One of my workmates took on the the Grand Public Transport Challenge for Munich last weekend. The Challenge – that is visiting all train stations of the Munich S-Bahn and U-Bahn public transit network in 24h. I think he took an extra 2h hours, which in the end, is still a remarkable achievement. I am pretty sure he could have made it in less than 24h though if he had been supported by the App that is still missing. So today, I am calling for the Grand Public Transit App Challenge. The challenge actually consists of two parts.
- The first part is for the developers. Build an app that provides real time traffic information and supports users to navigate through the whole public transit network of a city in the shortest time possible. And by support, I mean – real support. Not just showing departure times or live traffic information. Actually calculating the „best“ possible route for users in real-time based on real-time information. Note that I am not a developer, so forgive me if I may ignore theories on computer science and algorithms that say that it is not possible… – I believe in you – you can make it work – somehow! Just do the next best thing to perfect then. Start by limiting usage of the public transport network to trains. Once you have worked it out, you can switch to advanced mode by extending the public transport network to busses as well. If you want to make it super-hard, cycling is also allowed. So you can bike between stations as well. Just make sure that you only take bikes on trains during times when it is actually allowed to take them. In some cities, bikes are not allowed during rush hours.
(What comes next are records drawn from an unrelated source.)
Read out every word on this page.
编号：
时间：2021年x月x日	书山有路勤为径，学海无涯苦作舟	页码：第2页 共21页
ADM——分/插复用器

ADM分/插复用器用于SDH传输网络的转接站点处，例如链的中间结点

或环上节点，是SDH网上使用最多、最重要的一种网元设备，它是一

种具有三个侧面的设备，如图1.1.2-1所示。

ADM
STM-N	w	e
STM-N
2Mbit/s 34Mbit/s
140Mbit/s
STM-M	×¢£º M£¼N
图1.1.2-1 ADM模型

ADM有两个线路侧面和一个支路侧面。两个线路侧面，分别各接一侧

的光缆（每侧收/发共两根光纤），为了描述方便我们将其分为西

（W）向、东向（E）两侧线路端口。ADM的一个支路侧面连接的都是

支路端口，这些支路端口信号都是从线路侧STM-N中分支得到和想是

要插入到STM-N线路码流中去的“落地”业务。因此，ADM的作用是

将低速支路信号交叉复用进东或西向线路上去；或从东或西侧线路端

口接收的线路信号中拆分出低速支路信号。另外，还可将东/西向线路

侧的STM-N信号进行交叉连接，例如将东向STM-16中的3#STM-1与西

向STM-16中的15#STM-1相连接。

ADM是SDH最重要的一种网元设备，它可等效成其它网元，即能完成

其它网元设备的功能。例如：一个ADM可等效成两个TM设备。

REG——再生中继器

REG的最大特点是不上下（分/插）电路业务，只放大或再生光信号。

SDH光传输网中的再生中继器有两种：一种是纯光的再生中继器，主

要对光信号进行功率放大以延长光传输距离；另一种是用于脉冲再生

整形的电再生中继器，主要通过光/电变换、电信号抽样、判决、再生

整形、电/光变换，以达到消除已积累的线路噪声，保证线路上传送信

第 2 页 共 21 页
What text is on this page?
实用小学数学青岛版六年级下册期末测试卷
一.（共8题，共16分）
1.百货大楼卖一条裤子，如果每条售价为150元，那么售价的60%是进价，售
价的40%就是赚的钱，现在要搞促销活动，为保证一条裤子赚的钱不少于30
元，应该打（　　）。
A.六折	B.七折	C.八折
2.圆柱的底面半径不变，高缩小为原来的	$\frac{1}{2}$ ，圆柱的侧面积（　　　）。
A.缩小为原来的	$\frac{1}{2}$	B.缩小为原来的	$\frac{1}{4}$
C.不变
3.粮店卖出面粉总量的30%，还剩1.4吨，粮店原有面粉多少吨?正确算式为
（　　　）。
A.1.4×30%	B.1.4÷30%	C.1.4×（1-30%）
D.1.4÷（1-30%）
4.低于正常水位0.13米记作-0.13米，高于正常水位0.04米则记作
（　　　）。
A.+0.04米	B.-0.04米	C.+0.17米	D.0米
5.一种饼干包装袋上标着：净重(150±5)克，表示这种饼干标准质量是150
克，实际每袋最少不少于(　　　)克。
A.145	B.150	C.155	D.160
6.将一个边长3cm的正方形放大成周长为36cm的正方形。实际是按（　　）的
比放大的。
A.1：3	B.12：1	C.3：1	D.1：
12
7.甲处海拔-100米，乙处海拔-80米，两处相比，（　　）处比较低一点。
- The second part is for the freaks. Using the app(s) provided by our developers, visit all the train stations in a city in the shortest time possible. In some cities, 24h may not be enough. There is a bit of chance in this, since public transport is … well – not 100% reliable. But hey, that’s part of the challenge and part of the fun you’ll get out of being part of this.
- Of course, developers can also take part in the second part of the challenge and non-technical freaks who want to focus on the second part of the challenge are not excluded from the first part – although they will have a much harder time here I expect…
- You need to provide some kind of proof that you’ve actually been at each of the train stations within your timeframe. So the Apps should track your movements and/or enable you to take photographs at each station.
- Android, iPhone, Blackberry, Symbian-Ovi-Nokia-MeeGo-whatever-it-is-called… all ok.
- Yes, you can sleep on the trains – just don’t forget to track where you’ve been.
- There is a special prize for the least kilometers travelled
- There is also a special prize for the fewest additional station visits
- There is another special prize for visiting all stations by bike only
- Not sure if we should do a special prize for most ticket controls that you were involved in
- And yet another special prize for the cheapest travel fare which is not a flatrate ticket.
- Do not cheat – which is the same as not being evil – but I guess you already knew that.
If you can develop the Grand Public Transit App for a city, the city should also get a prize for Open Data provision.
To get you started, here are some news for your motivation. Today, Google announced live public transit data for Google Maps in a few cities. Also have a look at Stefan Wehrmeyer’s great Transit Pulse map that I came across reading an interview he gave recently.
So what is the Grand Public Transit App Challenge prize? At this stage, fame, glory, personal satisfaction and at least myself being really impressed. Anyone interested in sponsoring the challenge with more than that, please get in touch.
Good luck. May data, code and dedication be with you!